Hydrogeochemical and mineralogical characteristics related to heavy metal attenuation in a stream polluted by acid mine drainage: A case study in Dabaoshan Mine, China
Huarong Zhao , Beicheng Xia
,
Jianqiao Qin
,
Jiaying Zhang
DOI:10.1016/S1001-0742(11)60868-1
Received July 27, 2011,Revised September 18, 2011, Accepted , Available online June 01, 2012
Volume 24,2012,Pages 979-989
Dabaoshan Mine, the largest mine in south China, has been developed since the 1970s. Acid mine drainage (AMD) discharged from the mine has caused severe environmental pollution and human health problems. In this article, chemical characteristics, mineralogy of ocher precipitations and heavy metal attenuation in the AMD are discussed based on physicochemical analysis, mineral analysis, sequential extraction experiments and hydrogeochemistry. The AMD chemical characteristics were determined from the initial water composition, water-rock interactions and dissolved sulfide minerals in the mine tailings.
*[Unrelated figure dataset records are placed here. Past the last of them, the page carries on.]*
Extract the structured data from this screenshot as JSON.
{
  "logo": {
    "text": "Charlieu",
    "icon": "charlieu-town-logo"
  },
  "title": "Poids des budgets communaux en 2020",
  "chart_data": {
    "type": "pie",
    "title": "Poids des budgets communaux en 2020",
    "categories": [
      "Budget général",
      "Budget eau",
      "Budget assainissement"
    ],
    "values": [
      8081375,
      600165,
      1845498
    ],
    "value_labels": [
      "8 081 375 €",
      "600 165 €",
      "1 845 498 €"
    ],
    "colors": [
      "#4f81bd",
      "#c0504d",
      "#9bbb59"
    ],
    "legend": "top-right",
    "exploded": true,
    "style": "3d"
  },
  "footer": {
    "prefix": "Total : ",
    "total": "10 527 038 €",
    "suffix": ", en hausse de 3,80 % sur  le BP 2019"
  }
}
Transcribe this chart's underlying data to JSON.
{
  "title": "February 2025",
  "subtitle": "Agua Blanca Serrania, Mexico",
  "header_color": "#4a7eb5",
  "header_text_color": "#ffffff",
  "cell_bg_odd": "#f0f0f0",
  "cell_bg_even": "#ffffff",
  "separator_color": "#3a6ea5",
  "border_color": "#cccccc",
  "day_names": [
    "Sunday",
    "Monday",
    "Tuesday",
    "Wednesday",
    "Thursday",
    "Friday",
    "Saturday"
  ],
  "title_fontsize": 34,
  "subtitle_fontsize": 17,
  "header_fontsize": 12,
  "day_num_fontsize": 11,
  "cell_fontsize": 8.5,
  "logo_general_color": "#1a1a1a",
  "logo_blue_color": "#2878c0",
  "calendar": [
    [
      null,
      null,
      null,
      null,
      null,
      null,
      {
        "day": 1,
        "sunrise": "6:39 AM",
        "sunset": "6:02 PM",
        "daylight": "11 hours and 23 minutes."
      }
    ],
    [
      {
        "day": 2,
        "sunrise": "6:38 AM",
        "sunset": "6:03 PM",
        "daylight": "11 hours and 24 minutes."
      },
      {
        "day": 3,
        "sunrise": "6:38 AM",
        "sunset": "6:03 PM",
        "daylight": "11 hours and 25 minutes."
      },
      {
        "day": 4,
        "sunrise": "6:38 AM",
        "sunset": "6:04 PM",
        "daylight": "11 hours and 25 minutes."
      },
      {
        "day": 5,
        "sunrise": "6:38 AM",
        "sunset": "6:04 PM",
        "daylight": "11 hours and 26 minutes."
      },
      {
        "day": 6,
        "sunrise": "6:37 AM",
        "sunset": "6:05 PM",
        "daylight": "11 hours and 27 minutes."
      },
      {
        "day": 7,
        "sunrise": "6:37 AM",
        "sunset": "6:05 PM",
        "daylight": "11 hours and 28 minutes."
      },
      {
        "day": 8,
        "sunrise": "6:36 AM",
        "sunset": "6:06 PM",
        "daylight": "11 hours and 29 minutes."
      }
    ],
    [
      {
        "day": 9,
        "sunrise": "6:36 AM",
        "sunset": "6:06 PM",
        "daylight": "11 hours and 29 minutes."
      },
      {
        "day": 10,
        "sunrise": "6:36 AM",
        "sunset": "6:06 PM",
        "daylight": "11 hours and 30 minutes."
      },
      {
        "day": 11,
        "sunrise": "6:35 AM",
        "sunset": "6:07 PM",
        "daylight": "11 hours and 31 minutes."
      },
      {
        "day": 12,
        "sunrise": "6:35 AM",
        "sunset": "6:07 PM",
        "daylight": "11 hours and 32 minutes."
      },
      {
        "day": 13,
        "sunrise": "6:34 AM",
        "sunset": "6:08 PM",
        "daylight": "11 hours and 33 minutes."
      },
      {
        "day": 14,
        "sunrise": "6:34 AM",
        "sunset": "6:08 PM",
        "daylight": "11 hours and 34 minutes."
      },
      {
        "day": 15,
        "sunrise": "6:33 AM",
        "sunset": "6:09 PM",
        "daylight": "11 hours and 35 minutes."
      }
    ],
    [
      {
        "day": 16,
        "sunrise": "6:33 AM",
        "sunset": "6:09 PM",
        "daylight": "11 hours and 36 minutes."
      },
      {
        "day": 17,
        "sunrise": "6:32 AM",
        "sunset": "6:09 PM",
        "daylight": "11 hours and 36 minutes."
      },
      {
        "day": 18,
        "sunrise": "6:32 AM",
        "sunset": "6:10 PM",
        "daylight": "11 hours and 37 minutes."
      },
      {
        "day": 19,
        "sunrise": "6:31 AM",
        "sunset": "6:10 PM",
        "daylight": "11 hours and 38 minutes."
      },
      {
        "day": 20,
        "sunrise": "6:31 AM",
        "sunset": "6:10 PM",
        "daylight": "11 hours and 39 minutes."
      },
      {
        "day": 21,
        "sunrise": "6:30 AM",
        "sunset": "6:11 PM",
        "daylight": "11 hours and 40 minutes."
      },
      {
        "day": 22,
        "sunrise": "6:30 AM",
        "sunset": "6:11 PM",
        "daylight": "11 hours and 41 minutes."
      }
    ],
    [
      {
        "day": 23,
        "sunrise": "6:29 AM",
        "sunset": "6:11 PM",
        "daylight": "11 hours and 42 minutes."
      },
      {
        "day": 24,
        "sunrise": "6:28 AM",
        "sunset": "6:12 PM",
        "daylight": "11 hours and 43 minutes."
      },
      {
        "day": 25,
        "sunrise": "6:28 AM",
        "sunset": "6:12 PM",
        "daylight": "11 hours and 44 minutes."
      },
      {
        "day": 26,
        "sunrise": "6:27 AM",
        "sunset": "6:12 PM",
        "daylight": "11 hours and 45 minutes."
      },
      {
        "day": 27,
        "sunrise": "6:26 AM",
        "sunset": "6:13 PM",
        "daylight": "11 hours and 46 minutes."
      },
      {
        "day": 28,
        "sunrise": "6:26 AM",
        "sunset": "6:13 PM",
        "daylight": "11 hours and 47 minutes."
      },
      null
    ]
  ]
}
The waters, affected and unaffected by AMD, were Ca-SO4 and Ca-HCO3 types, respectively. The affected water had a low pH, high SO42- and high heavy metal content and oxidation as determined by the Fe2+/Fe3+ couple. Heavy metal and SO42- contents of Hengshi River water decreased, while pH increased, downstream. Schwertmannite was the major mineral at the waste dump, while goethite and quartz were dominant at the tailings dam and streambed. Schwertmannite was transformed into goethite at the tailings dam and streambed. The sulfate ions of the secondary minerals changed from bidentate- to monodentate-complexes downstream. Fe-Mn oxide phases of Zn, Cd and Pb in sediments increased downstream. However, organic matter complexes of Cu in sediments increased further away from the tailings. Fe3+ mineral precipitates and transformations controlled the AMD water chemistry.